The progenitors of long Gamma Ray Burst (GRB) represent a real challenge for stellar physics. Every day, one GRB occurs in the whole Universe. They are among the most energetic events in the Universe after the Big Bang. According to the collapsar scenario, the GRB results from interactions in relativistic jets. These jets draw their energy from the energy released by matter falling onto a new born black hole through an accretion disk. For such disk to be present, an important condition is that the matter has a sufficiently high angular momentum, otherwise the black hole will swallow immediatly the surrounding material. On the other hand, for the burst to be visible, the stellar progenitor must have lost its outer envelope, so that the gamma radiation can escape freely into space. The association in a few case of type Ic supernova (no H and no He detected in the spectrum) with GRB well confirms the removal of the outer envelope.

The necessity to both keep a high angular momentum and remove the outer envelope is not an easy situation, since the removal of the envelope will also remove angular momentum due to the core-envelope coupling exerted by the various instabilities triggered by rotation (shear instability, meridional circulation, transport of angular momentum by the magnetic field). The determination of the GRB progenitors is not only a wonderful challenge for stellar physics, but may give indications on how GRBs could be used to probe the deep Universe.
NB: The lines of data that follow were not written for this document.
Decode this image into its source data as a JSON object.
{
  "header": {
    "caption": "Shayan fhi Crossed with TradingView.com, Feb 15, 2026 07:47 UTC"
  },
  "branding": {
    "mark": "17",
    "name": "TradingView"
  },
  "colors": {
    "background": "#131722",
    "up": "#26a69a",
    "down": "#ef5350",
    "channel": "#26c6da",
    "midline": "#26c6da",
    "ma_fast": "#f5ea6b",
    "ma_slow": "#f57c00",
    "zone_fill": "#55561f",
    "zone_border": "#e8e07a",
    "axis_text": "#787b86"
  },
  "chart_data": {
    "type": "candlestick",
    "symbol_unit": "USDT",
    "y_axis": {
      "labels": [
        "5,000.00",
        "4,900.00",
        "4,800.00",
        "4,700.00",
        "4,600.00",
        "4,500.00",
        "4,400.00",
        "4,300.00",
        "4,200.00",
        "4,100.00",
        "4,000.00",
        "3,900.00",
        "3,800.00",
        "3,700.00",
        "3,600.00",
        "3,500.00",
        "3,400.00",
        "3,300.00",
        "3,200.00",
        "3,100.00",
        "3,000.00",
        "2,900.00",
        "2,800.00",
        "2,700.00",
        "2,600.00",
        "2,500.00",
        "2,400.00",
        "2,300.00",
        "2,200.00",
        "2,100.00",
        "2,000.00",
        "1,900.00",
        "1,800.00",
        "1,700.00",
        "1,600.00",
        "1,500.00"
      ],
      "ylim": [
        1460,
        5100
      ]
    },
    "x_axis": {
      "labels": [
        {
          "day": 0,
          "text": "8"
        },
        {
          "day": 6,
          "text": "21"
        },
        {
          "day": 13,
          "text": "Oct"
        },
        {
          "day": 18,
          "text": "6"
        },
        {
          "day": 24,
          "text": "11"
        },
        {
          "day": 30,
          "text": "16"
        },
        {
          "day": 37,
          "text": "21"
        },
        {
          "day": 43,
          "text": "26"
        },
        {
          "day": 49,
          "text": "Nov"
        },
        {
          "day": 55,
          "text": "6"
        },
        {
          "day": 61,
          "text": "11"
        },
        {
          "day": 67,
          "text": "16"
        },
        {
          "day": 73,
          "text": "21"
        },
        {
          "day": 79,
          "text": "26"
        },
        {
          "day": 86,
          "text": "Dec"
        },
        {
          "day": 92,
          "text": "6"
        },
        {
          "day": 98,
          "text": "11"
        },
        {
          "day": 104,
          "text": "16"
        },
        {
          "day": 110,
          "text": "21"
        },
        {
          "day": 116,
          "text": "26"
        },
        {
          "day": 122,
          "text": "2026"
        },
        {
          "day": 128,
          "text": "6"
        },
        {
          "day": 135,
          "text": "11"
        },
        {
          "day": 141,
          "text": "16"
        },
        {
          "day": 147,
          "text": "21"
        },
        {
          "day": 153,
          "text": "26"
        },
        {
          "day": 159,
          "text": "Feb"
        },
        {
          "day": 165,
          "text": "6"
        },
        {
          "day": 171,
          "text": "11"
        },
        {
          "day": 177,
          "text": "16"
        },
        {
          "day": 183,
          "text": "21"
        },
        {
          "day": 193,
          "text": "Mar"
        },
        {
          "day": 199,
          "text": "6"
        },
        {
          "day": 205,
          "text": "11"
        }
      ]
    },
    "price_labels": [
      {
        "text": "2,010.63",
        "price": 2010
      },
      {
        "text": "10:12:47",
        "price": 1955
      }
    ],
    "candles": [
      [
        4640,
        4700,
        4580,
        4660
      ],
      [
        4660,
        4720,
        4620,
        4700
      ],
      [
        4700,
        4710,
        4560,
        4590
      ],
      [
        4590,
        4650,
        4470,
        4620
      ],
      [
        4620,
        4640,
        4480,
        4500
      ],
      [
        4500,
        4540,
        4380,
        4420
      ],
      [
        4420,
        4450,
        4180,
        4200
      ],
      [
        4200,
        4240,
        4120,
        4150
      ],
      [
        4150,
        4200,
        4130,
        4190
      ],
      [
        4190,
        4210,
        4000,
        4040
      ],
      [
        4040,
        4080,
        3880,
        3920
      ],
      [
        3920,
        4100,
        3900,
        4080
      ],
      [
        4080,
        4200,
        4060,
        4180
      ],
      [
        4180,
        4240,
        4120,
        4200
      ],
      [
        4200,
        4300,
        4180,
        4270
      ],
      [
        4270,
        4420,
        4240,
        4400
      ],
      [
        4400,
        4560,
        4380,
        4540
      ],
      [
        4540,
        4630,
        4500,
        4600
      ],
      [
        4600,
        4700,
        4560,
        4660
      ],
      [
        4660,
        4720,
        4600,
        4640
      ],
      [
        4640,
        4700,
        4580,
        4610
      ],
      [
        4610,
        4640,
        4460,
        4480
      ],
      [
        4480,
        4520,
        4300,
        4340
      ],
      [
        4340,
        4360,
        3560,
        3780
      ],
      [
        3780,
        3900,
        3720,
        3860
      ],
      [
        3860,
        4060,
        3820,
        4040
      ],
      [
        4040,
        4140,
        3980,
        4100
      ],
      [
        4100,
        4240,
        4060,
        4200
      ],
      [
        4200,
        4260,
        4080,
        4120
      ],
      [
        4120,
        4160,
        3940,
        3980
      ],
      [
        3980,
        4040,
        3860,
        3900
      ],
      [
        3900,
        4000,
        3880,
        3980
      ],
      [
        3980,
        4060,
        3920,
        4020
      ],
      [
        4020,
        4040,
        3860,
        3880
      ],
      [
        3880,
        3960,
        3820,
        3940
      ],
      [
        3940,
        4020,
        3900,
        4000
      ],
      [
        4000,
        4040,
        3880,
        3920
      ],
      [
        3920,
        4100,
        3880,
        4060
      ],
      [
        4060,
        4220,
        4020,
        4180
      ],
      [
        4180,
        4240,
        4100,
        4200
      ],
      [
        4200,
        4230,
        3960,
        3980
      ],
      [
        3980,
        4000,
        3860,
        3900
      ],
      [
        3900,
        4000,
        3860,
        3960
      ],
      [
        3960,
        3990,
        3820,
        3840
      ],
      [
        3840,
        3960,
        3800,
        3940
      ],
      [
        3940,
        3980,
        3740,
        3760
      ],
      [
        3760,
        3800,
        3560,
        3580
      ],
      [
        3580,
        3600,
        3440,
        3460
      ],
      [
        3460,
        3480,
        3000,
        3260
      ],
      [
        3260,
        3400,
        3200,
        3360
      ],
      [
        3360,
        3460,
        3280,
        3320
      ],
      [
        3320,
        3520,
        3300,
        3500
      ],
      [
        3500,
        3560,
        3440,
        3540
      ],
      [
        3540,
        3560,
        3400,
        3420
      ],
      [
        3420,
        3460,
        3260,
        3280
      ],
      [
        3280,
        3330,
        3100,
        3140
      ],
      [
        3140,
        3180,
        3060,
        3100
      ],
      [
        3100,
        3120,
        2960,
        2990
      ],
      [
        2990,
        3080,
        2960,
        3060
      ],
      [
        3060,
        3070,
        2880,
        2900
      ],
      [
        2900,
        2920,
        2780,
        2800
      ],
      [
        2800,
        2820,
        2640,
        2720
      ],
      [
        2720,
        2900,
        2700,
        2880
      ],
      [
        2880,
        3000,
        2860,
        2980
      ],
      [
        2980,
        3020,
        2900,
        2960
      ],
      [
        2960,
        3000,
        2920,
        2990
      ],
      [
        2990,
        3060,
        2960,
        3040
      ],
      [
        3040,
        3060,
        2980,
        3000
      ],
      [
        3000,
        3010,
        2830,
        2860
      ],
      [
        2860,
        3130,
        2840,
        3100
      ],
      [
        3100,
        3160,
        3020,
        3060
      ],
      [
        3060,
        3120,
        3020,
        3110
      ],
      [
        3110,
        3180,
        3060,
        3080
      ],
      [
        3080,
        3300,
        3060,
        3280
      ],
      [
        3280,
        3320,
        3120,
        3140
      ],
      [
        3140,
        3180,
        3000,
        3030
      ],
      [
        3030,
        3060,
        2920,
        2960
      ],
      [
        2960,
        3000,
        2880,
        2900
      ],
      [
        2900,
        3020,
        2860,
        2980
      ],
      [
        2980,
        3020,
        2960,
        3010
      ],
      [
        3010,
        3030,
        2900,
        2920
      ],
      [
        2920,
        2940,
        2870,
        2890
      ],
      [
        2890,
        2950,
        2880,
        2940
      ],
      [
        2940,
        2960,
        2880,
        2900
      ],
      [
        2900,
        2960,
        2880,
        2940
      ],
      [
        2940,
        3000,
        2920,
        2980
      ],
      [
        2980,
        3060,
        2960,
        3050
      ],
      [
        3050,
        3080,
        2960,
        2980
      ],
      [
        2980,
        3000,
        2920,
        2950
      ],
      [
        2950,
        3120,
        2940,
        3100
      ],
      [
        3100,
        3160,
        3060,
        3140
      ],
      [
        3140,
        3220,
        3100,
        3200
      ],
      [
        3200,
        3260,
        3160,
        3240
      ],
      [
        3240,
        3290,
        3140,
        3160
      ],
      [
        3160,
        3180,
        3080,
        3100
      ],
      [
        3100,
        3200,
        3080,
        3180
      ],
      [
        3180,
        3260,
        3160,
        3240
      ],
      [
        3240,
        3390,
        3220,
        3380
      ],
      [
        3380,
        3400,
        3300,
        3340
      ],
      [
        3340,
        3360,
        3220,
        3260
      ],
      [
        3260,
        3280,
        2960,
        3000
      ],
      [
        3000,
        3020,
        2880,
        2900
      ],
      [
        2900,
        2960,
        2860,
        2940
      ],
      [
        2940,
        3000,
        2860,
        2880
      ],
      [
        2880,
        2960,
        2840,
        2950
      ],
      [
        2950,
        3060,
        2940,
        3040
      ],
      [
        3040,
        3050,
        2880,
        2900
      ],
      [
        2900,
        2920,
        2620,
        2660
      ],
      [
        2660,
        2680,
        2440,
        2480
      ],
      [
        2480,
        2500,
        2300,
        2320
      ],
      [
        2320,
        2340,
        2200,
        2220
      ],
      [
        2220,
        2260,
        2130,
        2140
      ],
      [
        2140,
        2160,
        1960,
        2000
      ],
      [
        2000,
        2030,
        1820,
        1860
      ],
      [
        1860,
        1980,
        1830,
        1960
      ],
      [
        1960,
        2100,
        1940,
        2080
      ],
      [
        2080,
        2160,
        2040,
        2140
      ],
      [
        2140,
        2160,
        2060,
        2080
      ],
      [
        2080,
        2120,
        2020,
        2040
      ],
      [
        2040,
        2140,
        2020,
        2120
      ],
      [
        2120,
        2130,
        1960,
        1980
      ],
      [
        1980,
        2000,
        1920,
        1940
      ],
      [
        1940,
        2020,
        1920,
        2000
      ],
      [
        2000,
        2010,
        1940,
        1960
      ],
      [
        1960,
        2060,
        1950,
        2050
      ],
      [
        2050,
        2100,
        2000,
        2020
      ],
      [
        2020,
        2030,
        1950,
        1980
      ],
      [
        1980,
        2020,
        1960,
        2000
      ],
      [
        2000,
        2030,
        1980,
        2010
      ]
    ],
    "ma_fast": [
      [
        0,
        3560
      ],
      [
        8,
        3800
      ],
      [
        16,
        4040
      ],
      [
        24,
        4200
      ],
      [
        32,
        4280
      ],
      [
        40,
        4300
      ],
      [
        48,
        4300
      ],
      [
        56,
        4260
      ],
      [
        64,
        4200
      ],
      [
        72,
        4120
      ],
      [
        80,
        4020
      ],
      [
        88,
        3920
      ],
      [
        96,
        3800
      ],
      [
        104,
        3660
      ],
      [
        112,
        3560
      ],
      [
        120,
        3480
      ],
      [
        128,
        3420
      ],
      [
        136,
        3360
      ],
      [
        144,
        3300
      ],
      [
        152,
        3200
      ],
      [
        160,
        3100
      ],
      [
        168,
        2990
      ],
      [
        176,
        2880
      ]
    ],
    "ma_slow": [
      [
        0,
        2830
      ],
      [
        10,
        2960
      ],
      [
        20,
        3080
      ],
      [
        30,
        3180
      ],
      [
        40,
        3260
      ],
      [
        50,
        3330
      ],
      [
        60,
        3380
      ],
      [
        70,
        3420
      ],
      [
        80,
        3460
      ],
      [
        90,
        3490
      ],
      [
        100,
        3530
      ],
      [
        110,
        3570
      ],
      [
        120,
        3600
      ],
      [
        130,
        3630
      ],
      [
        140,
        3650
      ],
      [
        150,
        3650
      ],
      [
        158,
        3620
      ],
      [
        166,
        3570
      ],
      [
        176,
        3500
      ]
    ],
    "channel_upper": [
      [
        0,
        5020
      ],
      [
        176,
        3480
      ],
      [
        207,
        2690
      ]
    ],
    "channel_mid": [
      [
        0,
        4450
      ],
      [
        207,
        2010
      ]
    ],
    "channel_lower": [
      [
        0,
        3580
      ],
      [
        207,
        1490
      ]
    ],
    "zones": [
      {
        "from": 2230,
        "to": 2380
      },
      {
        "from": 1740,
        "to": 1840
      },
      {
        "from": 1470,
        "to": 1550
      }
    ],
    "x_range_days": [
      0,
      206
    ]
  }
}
Models accounting for the effects of rotation have been computed until the pre-supernova stage (see Hirschi & al. 2005) for different metallicities. The main resul coming from these computations is that only stars of low metallicity are able to fullfill simultanously the conditions mentionned above, indicating that GRBs might occur only in low metallicity regions. This conclusion appears to be well in agreement with various observations supporting a metal-poor environment for GRBs. In the continuity of the work of Raphael Hirschi, Cyril Georgy has begun in October 2006 a PhD work aimed at characterizing the GRB progenitors. He will compute models accounting for the wind anisotropies induced by rotation. Anisotropic mass loss implies that hot stars lose preferentially material along the rotational axis, allowing them to lose matter without losing too much angular momentum. He will be also in a good position to study the scenarios leading to the various types of core-collapse supernovae at different metallicities, as well as the question of the rotational rate of the pulsars.